C) Yerel Mahkeme Kararının Özeti:
Mahkemece, davanın kısmen kabulüne karar verilmiştir.
D) Temyiz:
Karar süresinde davalı vekilince temyiz edilmiştir.
E) Gerekçe:
1- Dosyadaki yazılara, delillerin taktirinde bir isabetsizlik bulunmamasına göre davalının aşağıdaki bendin kapsamı dışında kalan temyiz itirazları yerinde görülmemiştir.
2- Davacı, fazla çalışma ve genel tatil ücreti alacaklarının ödenmemesi nedeni ile iş akdini haklı olarak feshettiğini ileri sürmüştür.
Mahkemece; davacının genel tatil ücreti alacağı bulunmadığı, ancak fazla çalışma yaptığı ve ücretlerinin de ödenmediği gerekçesi ile iş akdini haklı nedenle feshettiği kabul edilmiş ve kıdem tazminatı ile fazla çalışma ücreti talepleri hüküm altına alınmıştır.
Fazla çalışma yaptığını iddia eden işçi, bu iddiasını ispatla yükümlüdür.
Fazla çalışmanın ispatı konusunda işyeri kayıtları, özellikle işyerine giriş çıkışı gösteren belgeler, işyeri iç yazışmaları delil niteliğindedir. Ancak, fazla çalışmanın yazılı belgelerle kanıtlanamaması durumunda tarafların, tanık beyanları ile sonuca gidilmesi gerekir.

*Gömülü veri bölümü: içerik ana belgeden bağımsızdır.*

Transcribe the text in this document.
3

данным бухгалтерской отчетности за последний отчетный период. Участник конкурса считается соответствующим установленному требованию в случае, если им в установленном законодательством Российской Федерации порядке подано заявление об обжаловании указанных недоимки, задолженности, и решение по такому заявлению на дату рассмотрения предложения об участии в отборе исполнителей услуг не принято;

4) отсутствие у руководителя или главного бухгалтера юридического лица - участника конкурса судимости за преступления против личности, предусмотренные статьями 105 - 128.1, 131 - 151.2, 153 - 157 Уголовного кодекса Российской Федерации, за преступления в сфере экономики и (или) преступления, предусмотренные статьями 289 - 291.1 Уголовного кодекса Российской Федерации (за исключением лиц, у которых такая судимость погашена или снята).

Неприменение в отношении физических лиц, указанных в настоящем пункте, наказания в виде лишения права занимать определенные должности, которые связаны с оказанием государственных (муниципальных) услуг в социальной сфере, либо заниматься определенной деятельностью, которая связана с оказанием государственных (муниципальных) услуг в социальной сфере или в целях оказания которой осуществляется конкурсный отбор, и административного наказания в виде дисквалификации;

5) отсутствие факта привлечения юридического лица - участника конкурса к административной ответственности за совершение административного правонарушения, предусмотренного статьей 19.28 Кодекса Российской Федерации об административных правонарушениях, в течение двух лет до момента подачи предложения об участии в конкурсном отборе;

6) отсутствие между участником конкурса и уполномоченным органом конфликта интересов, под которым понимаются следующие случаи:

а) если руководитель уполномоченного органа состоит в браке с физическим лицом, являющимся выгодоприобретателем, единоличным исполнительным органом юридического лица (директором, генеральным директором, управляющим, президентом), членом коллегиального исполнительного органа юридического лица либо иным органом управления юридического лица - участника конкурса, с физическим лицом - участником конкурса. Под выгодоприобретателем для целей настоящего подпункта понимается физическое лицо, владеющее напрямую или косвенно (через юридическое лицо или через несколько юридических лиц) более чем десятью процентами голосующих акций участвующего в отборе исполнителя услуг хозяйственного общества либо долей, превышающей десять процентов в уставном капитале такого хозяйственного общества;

Hükme esas bilirkişi raporunda; davacı tanıklarından …’un beyanlarına itibar edilerek fazla mesai ücreti hesaplanmış ise de, bu tanığın davalı şirket nezdinde Aralık 2007-Nisan 2011 tarihleri arasında çalıştığı dolayısı ile davacının tüm hizmet süresine tanıklık etmediği anlaşılmaktadır. Ayrıca davalı vekilince rapora itiraz dilekçesinde, 2010 yılı sonundan itibaren personele elektronik giriş kartı verildiği ve giriş-çıkışların kayıt altına alındığı savunularak bir takım belgeler sunulmuştur.
Davalının sunduğu bu belgeler bir değerlendirmeye tabi tutulup, davacı tanığının da ancak davacı ile birlikte çalıştığı süreye ilişkin olarak beyanlarına itibar edilebileceği gözetilerek; davacının fazla mesai ücretine hak kazanıp kazanmadığı dolayısı ile iş akdini haklı nedene dayalı olarak feshedip etmediği (kıdem tazminatına da hak kazanıp kazanmadığı) somut bir biçimde tespit edilmelidir.
Eksik inceleme ve hatalı değerlendirme ile yazılı şekilde karar verilmesi bozmayı gerektirmiştir.
F)SONUÇ:
Temyiz edilen kararın açıklanan sebeplerden dolayı BOZULMASINA, davalı yararına takdir edilen 1.480.00 TL. duruşma avukatlık parasının karşı tarafa yükletilmesine, peşin alınan temyiz harcının istek halinde ilgiliye iadesine, 18/04/2017 gününde oybirliği ile karar verildi.